The second using an ExecutorService is definitely the best approach.
ExecutorService determines how you want your tasks to run concurrently. It decouples the Runnables (or Callables) from their execution.
When using Thread, you couple the tasks with how you want them to be executed, giving you much less flexibility.
Also, ExecutorService gives you a better way of tracking your tasks and getting a return value with Future while the start method from Thread just run without giving any information. Thread therefore encourages you to code side-effects in the Runnable which may make the overall execution harder to understand and debug.
Also Thread is a costly resource and ExecutorService can handle their lifecycle, reusing Thread to run a new tasks or creating new ones depending on the strategy you defined. For instance: Executors.newSingleThreadExecutor(); creates a ThreadPoolExecutor with only one thread that can sequentially execute the tasks passed to it while Executors.newFixedThreadPool(8)creates a ThreadPoolExecutor with 8 thread allowing to run a maximum of 8 tasks in parallel.
You already have three answers, but I think this question deserves one more because none of the others talk about thread pools and the problem that they are meant to solve.
A thread pool (e.g., java.util.concurrent.ThreadPoolExecutor) is meant to reduce the number of threads that are created and destroyed by a program.
Some programs need to continually create and destroy new tasks that will run in separate threads. One example is a server that accepts connections from many clients, and spawns a new task to serve each one.
Creating a new thread for each new task is expensive; In many programs, the cost of creating the thread can be significantly higher than the cost of performing the task. Instead of letting a thread die after it has finished one task, wouldn't it be better to use the same thread over again to perform the next one?
That's what a thread pool does: It manages and re-uses a controlled number of worker threads, to perform your program's tasks.
Your two examples show two different ways of creating a single thread that will perform a single task, but there's no context. How much work will that task perform?
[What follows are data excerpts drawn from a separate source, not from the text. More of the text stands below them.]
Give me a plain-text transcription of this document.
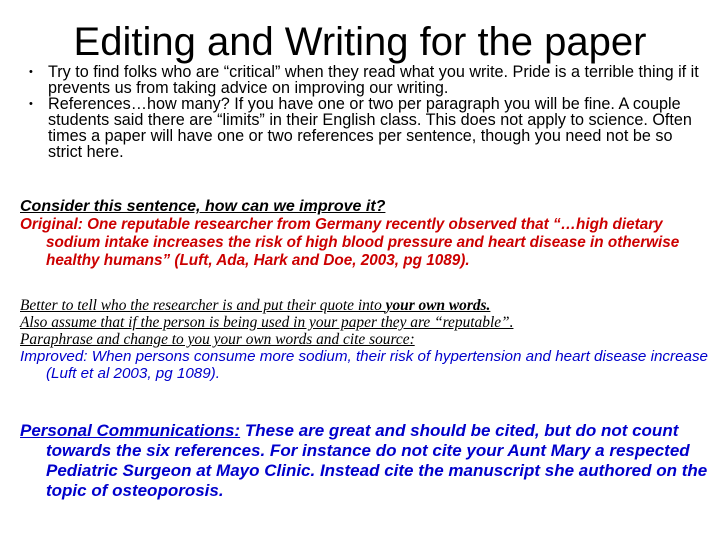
Editing and Writing for the paper
• Try to find folks who are “critical” when they read what you write. Pride is a terrible thing if it prevents us from taking advice on improving our writing.
• References…how many? If you have one or two per paragraph you will be fine. A couple students said there are “limits” in their English class. This does not apply to science. Often times a paper will have one or two references per sentence, though you need not be so strict here.
Consider this sentence, how can we improve it?
Original: One reputable researcher from Germany recently observed that “…high dietary sodium intake increases the risk of high blood pressure and heart disease in otherwise healthy humans” (Luft, Ada, Hark and Doe, 2003, pg 1089).
Better to tell who the researcher is and put their quote into your own words.
Also assume that if the person is being used in your paper they are “reputable”.
Paraphrase and change to you your own words and cite source:
Improved: When persons consume more sodium, their risk of hypertension and heart disease increase (Luft et al 2003, pg 1089).
Personal Communications: These are great and should be cited, but do not count towards the six references. For instance do not cite your Aunt Mary a respected Pediatric Surgeon at Mayo Clinic. Instead cite the manuscript she authored on the topic of osteoporosis.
How long will it take?
The first example is a perfectly acceptable way to create a thread that will run for a long time---a thread that must exist for the entire lifetime of the program, or a thread that performs a task so big that the cost of creating and destroying the thread is not significant.
Your second example makes no sense though because it creates a thread pool just to execute one Runnable. Creating a thread pool for one Runnable (or worse, for each new task) completely defeats the purpose of the thread-pool which is to re-use threads.
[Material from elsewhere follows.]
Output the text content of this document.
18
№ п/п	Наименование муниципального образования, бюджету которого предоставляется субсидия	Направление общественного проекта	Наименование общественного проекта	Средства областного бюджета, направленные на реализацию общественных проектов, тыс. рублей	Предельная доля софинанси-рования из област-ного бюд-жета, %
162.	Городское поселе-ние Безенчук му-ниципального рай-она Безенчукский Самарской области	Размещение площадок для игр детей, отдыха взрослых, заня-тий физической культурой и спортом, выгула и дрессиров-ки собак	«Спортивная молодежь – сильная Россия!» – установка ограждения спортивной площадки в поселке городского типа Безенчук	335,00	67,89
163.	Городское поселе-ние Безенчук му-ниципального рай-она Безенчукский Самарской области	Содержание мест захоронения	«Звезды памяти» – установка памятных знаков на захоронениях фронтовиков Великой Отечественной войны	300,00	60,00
P.S.: If you are writing code that will become part of some larger system, and you are worried about the "right way" to create threads, then you probably should also learn what problem the java.util.concurrent.ThreadFactory interface was meant to solve.
Google is your friend.
According to documentation of ThreadPoolExecutor
Thread pools address two different problems: they usually provide
improved performance when executing large numbers of asynchronous
tasks, due to reduced per-task invocation overhead, and they provide a
means of bounding and managing the resources, including threads,
consumed when executing a collection of tasks. Each ThreadPoolExecutor
also maintains some basic statistics, such as the number of completed
tasks.
First approach is suitable for me if I want to spawn single background processing and for small applications.
I will prefer second approach for controlled thread execution environment. If I use ThreadPoolExecutor, I am sure that 1 thread will be running at time , even If I submit more threads to executor. Such cases are tend to happen if you consider large enterprise application, where threading logic is not exposed to other modules. In large enterprise application , you want to control the number of concurrent running threads. So second approach is more pereferable if you are designing enterprise or large scale applications.